Tampa General is the first hospital in the Tampa Bay area to acquire the advanced imaging technology
Neurosurgeons at Tampa General Hospital, including doctors from USF Health, will now be able to use the first intraoperative MRI (magnetic resonance imaging) in the Tampa Bay area.
MRI is a powerful tool that allows neurosurgeons to see the difference between healthy and diseased brain. So powerful, that Tampa General brought the MRI right into the operating room; TGH is only one of six hospitals in Florida to acquire it.
“We cut the ribbon on the most advanced and first-of-its-kind operating theater in the Tampa Bay region,” said USF Health-TGH neurosurgeon Harry van Loveren, MD, interim dean of USF Health Morsani College of Medicine and chair of the college’s Department of Neurosurgery and Brain Repair.
“The state-of-the art 3 Tesla MRI ‘floats’ in and out of the room on command to monitor the progress of surgery, so we can now see how a patient’s surgery is going and affect the outcome rather than see how surgery went and accept the outcome.”
A Breakthrough in Technology and Care
In most operating rooms, neurosurgeons must make their best estimation when removing brain tumors during surgery. It isn’t until an MRI is completed after surgery—sometimes days or weeks before doctors know if the entire tumor was successfully removed.
With the new advanced and powerful real-time imaging technology, neurosurgeons at TGH can remove tumors more completely the first time and avoid repeat surgeries. The intraoperative MRI can also be used for a variety of other neurosurgical procedures and conditions.
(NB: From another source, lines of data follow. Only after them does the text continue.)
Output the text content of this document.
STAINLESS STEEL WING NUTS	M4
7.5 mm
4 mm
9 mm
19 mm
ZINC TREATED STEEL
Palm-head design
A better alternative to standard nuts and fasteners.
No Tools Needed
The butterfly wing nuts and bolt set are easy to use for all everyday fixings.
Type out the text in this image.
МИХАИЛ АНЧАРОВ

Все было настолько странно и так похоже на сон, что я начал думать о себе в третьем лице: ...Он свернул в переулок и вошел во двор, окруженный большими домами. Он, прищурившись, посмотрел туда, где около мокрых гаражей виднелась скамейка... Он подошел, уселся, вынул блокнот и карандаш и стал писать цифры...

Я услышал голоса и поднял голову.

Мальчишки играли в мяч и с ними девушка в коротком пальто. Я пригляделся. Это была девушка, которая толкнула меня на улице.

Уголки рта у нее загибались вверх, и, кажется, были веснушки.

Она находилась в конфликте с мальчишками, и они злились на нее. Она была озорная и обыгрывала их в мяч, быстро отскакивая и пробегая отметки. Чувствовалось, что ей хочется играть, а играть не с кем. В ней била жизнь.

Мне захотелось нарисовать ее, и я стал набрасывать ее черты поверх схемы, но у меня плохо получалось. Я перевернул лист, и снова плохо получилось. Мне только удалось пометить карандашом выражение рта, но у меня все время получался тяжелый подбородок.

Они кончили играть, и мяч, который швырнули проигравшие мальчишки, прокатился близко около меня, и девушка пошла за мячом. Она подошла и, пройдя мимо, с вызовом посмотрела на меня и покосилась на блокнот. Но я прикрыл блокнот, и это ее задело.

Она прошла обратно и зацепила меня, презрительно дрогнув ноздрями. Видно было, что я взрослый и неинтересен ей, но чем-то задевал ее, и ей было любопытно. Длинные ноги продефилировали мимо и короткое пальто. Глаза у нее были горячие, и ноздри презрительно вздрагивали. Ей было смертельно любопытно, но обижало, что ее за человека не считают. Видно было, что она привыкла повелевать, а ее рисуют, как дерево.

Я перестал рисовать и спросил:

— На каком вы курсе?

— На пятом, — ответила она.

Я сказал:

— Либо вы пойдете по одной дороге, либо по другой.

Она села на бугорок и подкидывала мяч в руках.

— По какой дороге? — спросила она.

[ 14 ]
The two-room suite functions as an operating room on one side while the other room is used to store the MRI when the equipment is not being used for surgery. While in that storage area, it can also be used for routine diagnostic scans. The equipment, called VISIUS Surgical Theatre, has a ceiling mount that allows it to move between two rooms. The intraoperative MRI is housed in a room next door to the operating room behind thick surgical sliding doors and on command, the doors open and the MRI is powered in on a track and placed around the patient’s head on the operating room table while in surgery.
The use of this intraoperative imaging system is much safer, because the patient is never moved once positioned for surgery. The high-resolution images provide better precision in complicated neurosurgery procedures, likely resulting in fewer repeat surgeries for brain tumor patients.
TGH has also developed a method to connect, in real time, the patient and the anesthesia machine to the patient’s electronic record via a wireless connection. This continually feeds vital signs and inhaled gasses information used to keep the patient asleep into the hospitals electronic record software system.